NUCLEAR FISSION AND FUSION

Question 1

Induced fission

Answer 1

When a large heavy nucleus absorbs a slow moving neutron and becomes unstable, splitting into two smaller nuclei and releasing more neutrons. Energy is released as the binding energy per nucleon of the products is greater than the initial nuclei.

Question 2

Moderator

Answer 2

Material (water or graphite) used to slow down high energy neutron to speeds at which further controlled fission reactions can happen.

Question 3

Control rod

Answer 3

Typically cadmium or boron rods which control the reaction in a nuclear reactor by absorbing excess neutrons.

Question 4

Thermal neutron

Answer 4

A slow moving (low energy) neutron

Question 5

Fuel rod

Answer 5

Uranium or Plutonium rods in a nuclear reactor, providing the fuel for the reaction.

Question 6

Chain reaction

Answer 6

When the product of one nuclear reaction leads to one or more subsequent reactions, a chain reaction has occurred.

Question 7

Fusion

Answer 7

When two small light nuclei come close enough together to join (and for the strong nuclear force to act), to form one heavier nucleus.

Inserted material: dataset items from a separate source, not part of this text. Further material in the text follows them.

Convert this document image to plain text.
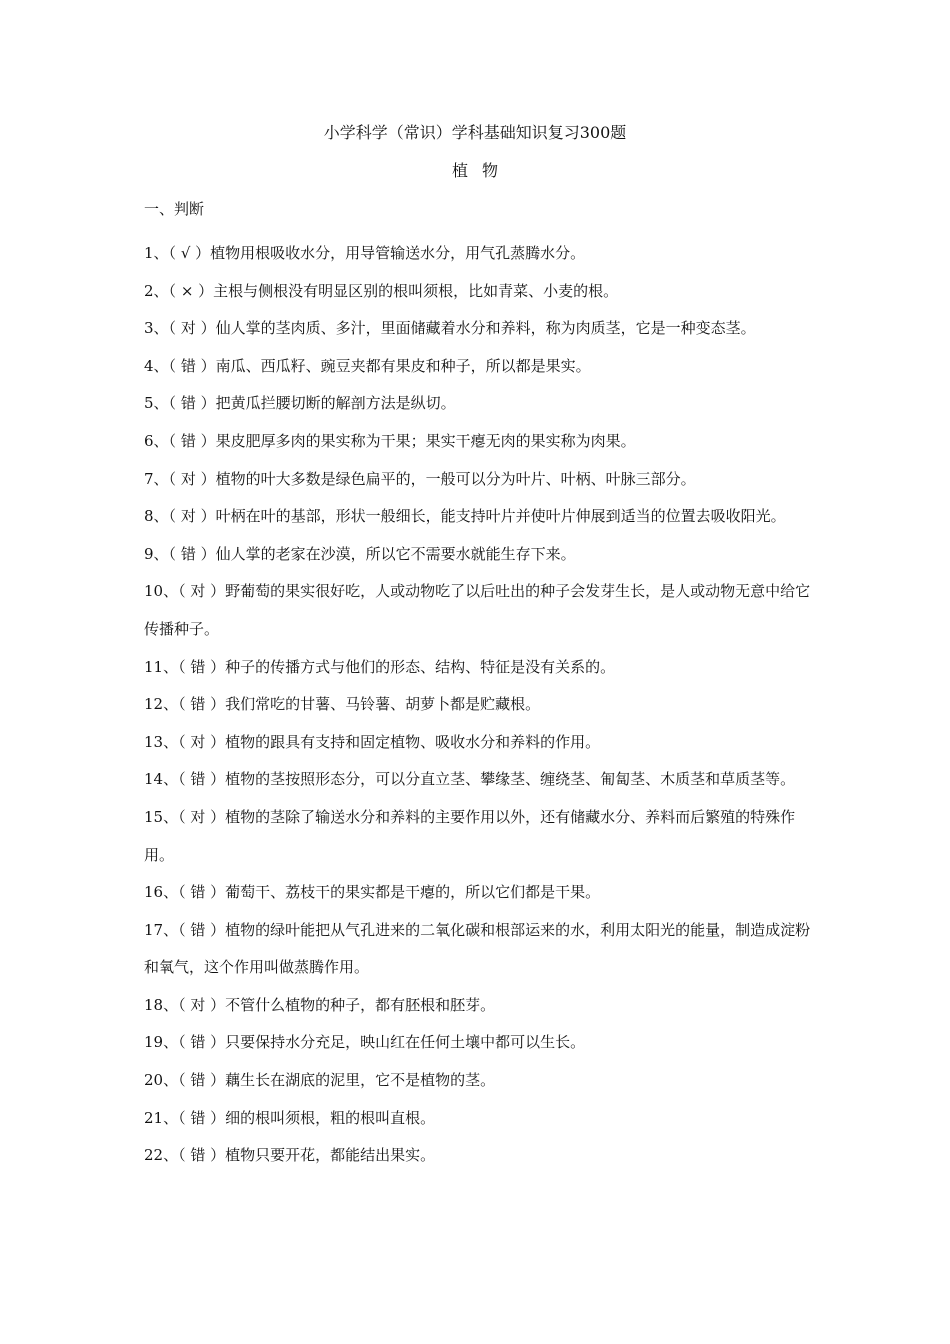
小学科学（常识）学科基础知识复习300题
植物
一、判断

1、（ √ ）植物用根吸收水分，用导管输送水分，用气孔蒸腾水分。

2、（ × ）主根与侧根没有明显区别的根叫须根，比如青菜、小麦的根。

3、（ 对 ）仙人掌的茎肉质、多汁，里面储藏着水分和养料，称为肉质茎，它是一种变态茎。

4、（ 错 ）南瓜、西瓜籽、豌豆夹都有果皮和种子，所以都是果实。

5、（ 错 ）把黄瓜拦腰切断的解剖方法是纵切。

6、（ 错 ）果皮肥厚多肉的果实称为干果；果实干瘪无肉的果实称为肉果。

7、（ 对 ）植物的叶大多数是绿色扁平的，一般可以分为叶片、叶柄、叶脉三部分。

8、（ 对 ）叶柄在叶的基部，形状一般细长，能支持叶片并使叶片伸展到适当的位置去吸收阳光。

9、（ 错 ）仙人掌的老家在沙漠，所以它不需要水就能生存下来。

10、（ 对 ）野葡萄的果实很好吃，人或动物吃了以后吐出的种子会发芽生长，是人或动物无意中给它传播种子。

11、（ 错 ）种子的传播方式与他们的形态、结构、特征是没有关系的。

12、（ 错 ）我们常吃的甘薯、马铃薯、胡萝卜都是贮藏根。

13、（ 对 ）植物的跟具有支持和固定植物、吸收水分和养料的作用。

14、（ 错 ）植物的茎按照形态分，可以分直立茎、攀缘茎、缠绕茎、匍匐茎、木质茎和草质茎等。

15、（ 对 ）植物的茎除了输送水分和养料的主要作用以外，还有储藏水分、养料而后繁殖的特殊作用。

16、（ 错 ）葡萄干、荔枝干的果实都是干瘪的，所以它们都是干果。

17、（ 错 ）植物的绿叶能把从气孔进来的二氧化碳和根部运来的水，利用太阳光的能量，制造成淀粉和氧气，这个作用叫做蒸腾作用。

18、（ 对 ）不管什么植物的种子，都有胚根和胚芽。

19、（ 错 ）只要保持水分充足，映山红在任何土壤中都可以生长。

20、（ 错 ）藕生长在湖底的泥里，它不是植物的茎。

21、（ 错 ）细的根叫须根，粗的根叫直根。

22、（ 错 ）植物只要开花，都能结出果实。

Releasing energy as the binding energy per nucleon of the product is higher than the initial nuclei.

Question 8

Conditions for fusion

Answer 8

Very high densities to ensure high collision rate of nuclei, very high temperatures to provide nuclei with enough kinetic energy to overcome/do work against the electrostatic force of repulsion and come close enough together for the strong force to act.

Question 9

Practicalities of fusion on earth:

Answer 9

Fusion has happened but sustained fusion has not because as very high temperatures are required, the plasma must be carefully controlled as if it were to touch the container walls it would transfer energy to the wall and its kinetic energy would be reduced, reducing its temperature. Strong magnetic fields are required to do this (and to maintain high densities), but they have not been successful for long periods of time yet.